When Joseph Muscat’s government introduced the controversial cash-for-passports scheme in 2013, it attempted to pacify criticism by promising that the scheme would be temporary. It is now clear that the scheme is the main reason why the government is registering a budgetary surplus. Malta is now dependent on the selling of passports and there are no signs that the government will stop the sellout. Joseph Muscat’s recent passport-selling trip to Dubai, a few days after the brutal murder of Daphne Caruana Galizia, is very indicative of his priorities.
This is surely not something to boast about, especially when one considers Malta’s declining reputation due to tax avoidance schemes, money laundering, Panama Papers, corruption and institutional breakdown.
Indeed, the surplus of bad governance is overshadowing Malta’s financial surplus. The mechanisms of the passports scheme itself are very telling in this regard.
The government’s financial figures for the first eight months of 2017 included a €33.6 million increase from ‘Fees of Office’, which mainly refer to Malta’s sale of passports. In 2016, Malta registered a surplus of €112.9 million, and income from the sale of passports amounted to €163.5 million.
Seventy per cent of the funds generation from the sale of passports are deposited in the so-called National Development and Social Fund (NDSF), which was set up in July 2016, and prior to that such funds were temporarily recorded in a treasury fund. According to the government, the fund now has €309 million.
This is just about all the financial information which citizens of Malta are being given on our country’s sale of passports.

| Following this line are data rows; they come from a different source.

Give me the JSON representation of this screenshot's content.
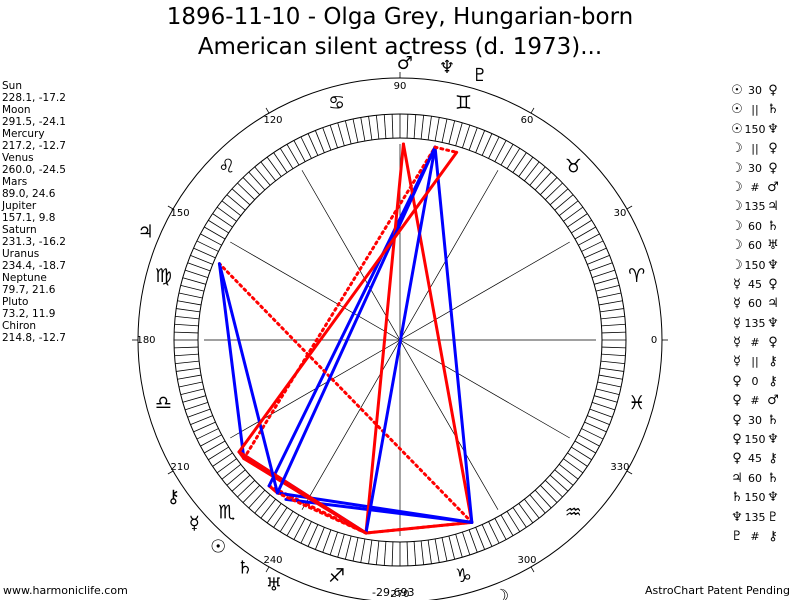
{
  "title": {
    "line1": "1896-11-10 - Olga Grey, Hungarian-born",
    "line2": "American silent actress (d. 1973)..."
  },
  "planets": [
    {
      "name": "Sun",
      "symbol": "☉",
      "longitude": 228.1,
      "latitude": -17.2,
      "value": "228.1, -17.2"
    },
    {
      "name": "Moon",
      "symbol": "☽",
      "longitude": 291.5,
      "latitude": -24.1,
      "value": "291.5, -24.1"
    },
    {
      "name": "Mercury",
      "symbol": "☿",
      "longitude": 217.2,
      "latitude": -12.7,
      "value": "217.2, -12.7"
    },
    {
      "name": "Venus",
      "symbol": "♀",
      "longitude": 260.0,
      "latitude": -24.5,
      "value": "260.0, -24.5"
    },
    {
      "name": "Mars",
      "symbol": "♂",
      "longitude": 89.0,
      "latitude": 24.6,
      "value": "89.0, 24.6"
    },
    {
      "name": "Jupiter",
      "symbol": "♃",
      "longitude": 157.1,
      "latitude": 9.8,
      "value": "157.1, 9.8"
    },
    {
      "name": "Saturn",
      "symbol": "♄",
      "longitude": 231.3,
      "latitude": -16.2,
      "value": "231.3, -16.2"
    },
    {
      "name": "Uranus",
      "symbol": "♅",
      "longitude": 234.4,
      "latitude": -18.7,
      "value": "234.4, -18.7"
    },
    {
      "name": "Neptune",
      "symbol": "♆",
      "longitude": 79.7,
      "latitude": 21.6,
      "value": "79.7, 21.6"
    },
    {
      "name": "Pluto",
      "symbol": "♇",
      "longitude": 73.2,
      "latitude": 11.9,
      "value": "73.2, 11.9"
    },
    {
      "name": "Chiron",
      "symbol": "⚷",
      "longitude": 214.8,
      "latitude": -12.7,
      "value": "214.8, -12.7"
    }
  ],
  "aspects": [
    {
      "p1": "Sun",
      "g1": "☉",
      "aspect": "30",
      "g2": "♀",
      "p2": "Venus",
      "color": "#ff0000",
      "style": "dotted"
    },
    {
      "p1": "Sun",
      "g1": "☉",
      "aspect": "||",
      "g2": "♄",
      "p2": "Saturn",
      "color": "#ff0000",
      "style": "solid"
    },
    {
      "p1": "Sun",
      "g1": "☉",
      "aspect": "150",
      "g2": "♆",
      "p2": "Neptune",
      "color": "#0000ff",
      "style": "solid"
    },
    {
      "p1": "Moon",
      "g1": "☽",
      "aspect": "||",
      "g2": "♀",
      "p2": "Venus",
      "color": "#ff0000",
      "style": "solid"
    },
    {
      "p1": "Moon",
      "g1": "☽",
      "aspect": "30",
      "g2": "♀",
      "p2": "Venus",
      "color": "#ff0000",
      "style": "dotted"
    },
    {
      "p1": "Moon",
      "g1": "☽",
      "aspect": "#",
      "g2": "♂",
      "p2": "Mars",
      "color": "#ff0000",
      "style": "solid"
    },
    {
      "p1": "Moon",
      "g1": "☽",
      "aspect": "135",
      "g2": "♃",
      "p2": "Jupiter",
      "color": "#ff0000",
      "style": "dotted"
    },
    {
      "p1": "Moon",
      "g1": "☽",
      "aspect": "60",
      "g2": "♄",
      "p2": "Saturn",
      "color": "#0000ff",
      "style": "solid"
    },
    {
      "p1": "Moon",
      "g1": "☽",
      "aspect": "60",
      "g2": "♅",
      "p2": "Uranus",
      "color": "#0000ff",
      "style": "solid"
    },
    {
      "p1": "Moon",
      "g1": "☽",
      "aspect": "150",
      "g2": "♆",
      "p2": "Neptune",
      "color": "#0000ff",
      "style": "solid"
    },
    {
      "p1": "Mercury",
      "g1": "☿",
      "aspect": "45",
      "g2": "♀",
      "p2": "Venus",
      "color": "#ff0000",
      "style": "solid"
    },
    {
      "p1": "Mercury",
      "g1": "☿",
      "aspect": "60",
      "g2": "♃",
      "p2": "Jupiter",
      "color": "#0000ff",
      "style": "solid"
    },
    {
      "p1": "Mercury",
      "g1": "☿",
      "aspect": "135",
      "g2": "♆",
      "p2": "Neptune",
      "color": "#ff0000",
      "style": "dotted"
    },
    {
      "p1": "Mercury",
      "g1": "☿",
      "aspect": "#",
      "g2": "♀",
      "p2": "Venus",
      "color": "#ff0000",
      "style": "solid"
    },
    {
      "p1": "Mercury",
      "g1": "☿",
      "aspect": "||",
      "g2": "⚷",
      "p2": "Chiron",
      "color": "#ff0000",
      "style": "solid"
    },
    {
      "p1": "Venus",
      "g1": "♀",
      "aspect": "0",
      "g2": "⚷",
      "p2": "Chiron",
      "color": "#0000ff",
      "style": "solid"
    },
    {
      "p1": "Venus",
      "g1": "♀",
      "aspect": "#",
      "g2": "♂",
      "p2": "Mars",
      "color": "#ff0000",
      "style": "solid"
    },
    {
      "p1": "Venus",
      "g1": "♀",
      "aspect": "30",
      "g2": "♄",
      "p2": "Saturn",
      "color": "#ff0000",
      "style": "dotted"
    },
    {
      "p1": "Venus",
      "g1": "♀",
      "aspect": "150",
      "g2": "♆",
      "p2": "Neptune",
      "color": "#0000ff",
      "style": "solid"
    },
    {
      "p1": "Venus",
      "g1": "♀",
      "aspect": "45",
      "g2": "⚷",
      "p2": "Chiron",
      "color": "#ff0000",
      "style": "solid"
    },
    {
      "p1": "Jupiter",
      "g1": "♃",
      "aspect": "60",
      "g2": "♄",
      "p2": "Saturn",
      "color": "#0000ff",
      "style": "solid"
    },
    {
      "p1": "Saturn",
      "g1": "♄",
      "aspect": "150",
      "g2": "♆",
      "p2": "Neptune",
      "color": "#0000ff",
      "style": "solid"
    },
    {
      "p1": "Neptune",
      "g1": "♆",
      "aspect": "135",
      "g2": "♇",
      "p2": "Pluto",
      "color": "#ff0000",
      "style": "dotted"
    },
    {
      "p1": "Pluto",
      "g1": "♇",
      "aspect": "#",
      "g2": "⚷",
      "p2": "Chiron",
      "color": "#ff0000",
      "style": "solid"
    }
  ],
  "wheel": {
    "degree_labels": [
      "0",
      "30",
      "60",
      "90",
      "120",
      "150",
      "180",
      "210",
      "240",
      "270",
      "300",
      "330"
    ],
    "signs": [
      {
        "name": "Aries",
        "glyph": "♈"
      },
      {
        "name": "Taurus",
        "glyph": "♉"
      },
      {
        "name": "Gemini",
        "glyph": "♊"
      },
      {
        "name": "Cancer",
        "glyph": "♋"
      },
      {
        "name": "Leo",
        "glyph": "♌"
      },
      {
        "name": "Virgo",
        "glyph": "♍"
      },
      {
        "name": "Libra",
        "glyph": "♎"
      },
      {
        "name": "Scorpio",
        "glyph": "♏"
      },
      {
        "name": "Sagittarius",
        "glyph": "♐"
      },
      {
        "name": "Capricorn",
        "glyph": "♑"
      },
      {
        "name": "Aquarius",
        "glyph": "♒"
      },
      {
        "name": "Pisces",
        "glyph": "♓"
      }
    ],
    "colors": {
      "hard": "#ff0000",
      "soft": "#0000ff",
      "ring": "#000000"
    }
  },
  "footer": {
    "site": "www.harmoniclife.com",
    "score": "-29,693",
    "patent": "AstroChart Patent Pending"
  }
}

The government also publishes information regarding those who are granted Maltese (and EU) citizenship, but this is cheekily muddled up in a list which also includes persons who were granted citizenship through naturalization. This year government went a step further and has so far failed to publish the list of persons granted citizenship.
I think that the government is having it too good on this matter, and here I am not only referring to the treatment of this matter by the Opposition, civil society and the local media. I am also referring to the negligence of the European Commission. I wonder what Jean-Claude Juncker has to say about Malta’s governance today, especially since the nightmare of bad governance and dubious deals has entered darker territory with the murder of Caruana Galizia.

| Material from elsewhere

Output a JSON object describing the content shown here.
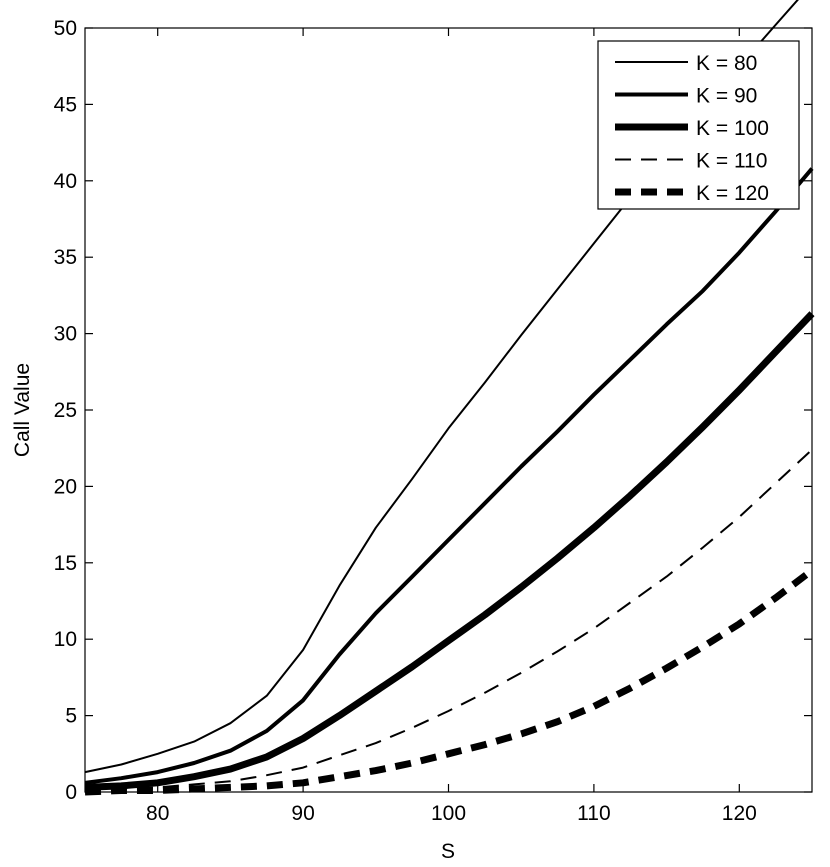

Last year I wrote another article about the passports scheme in this newspaper, and to date various questions which I asked remain unanswered.

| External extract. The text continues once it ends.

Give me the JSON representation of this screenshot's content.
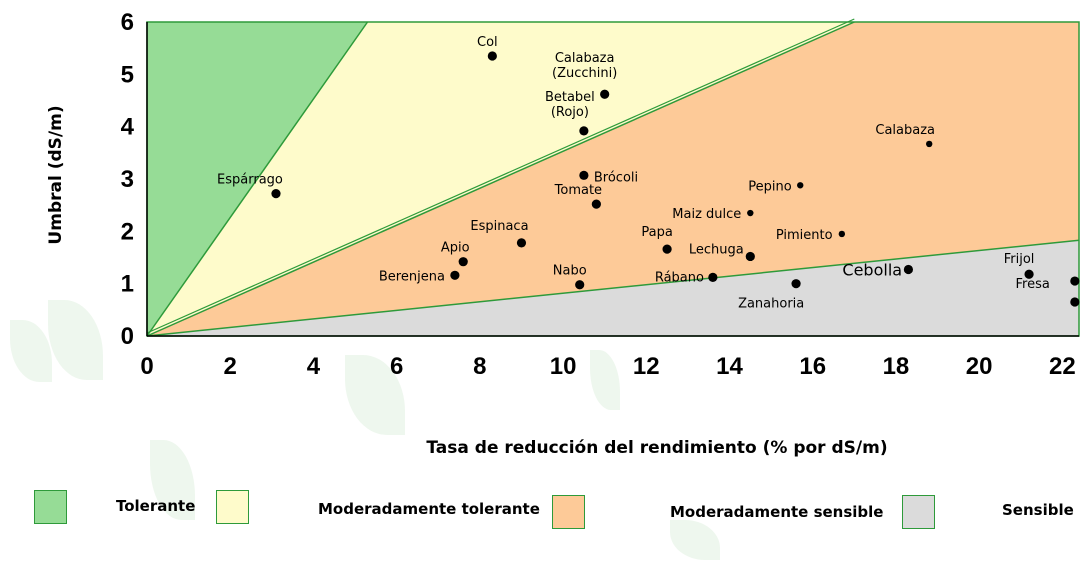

Specifically, what is being done with the revenue deposited in the fund referred to above? How is it being spent? Who decides on the allocation and utilization of funds? What are the timelines? Is there a business plan? Which specific areas are covered by the fund?
Following Labour’s massive exploitation of the power of incumbency in the run-up to last June’s general election, I can add other questions. Are such funds used for both capital and recurrent expenditure? How much was spent during the electoral campaign? Has expenditure increased following the election? When will itemised expenditure be published?
Let us keep in mind that the National Development and Social Fund is not part of the highly regulated EU funding framework. Thus it benefits from more flexible decisions and greater ministerial intervention. Spot on for incumbency.
Malta’s sale of passports is yet another example of the soulless state we are experiencing. It is soulless as short-term financial considerations are running roughshod over other concerns such as security, ethics, sustainability and transparency.
This is the same soulless State that is built on an infrastructure of buying votes through favours, resulting in increased dependency on ministers at the expense of true citizen empowerment. The soulless State is built on micro-power that spreads through the capillaries of society, where the government presence is all over the place. The sale of citizenship provides a financial base to this mechanism, resulting in an increased addiction to the malaise.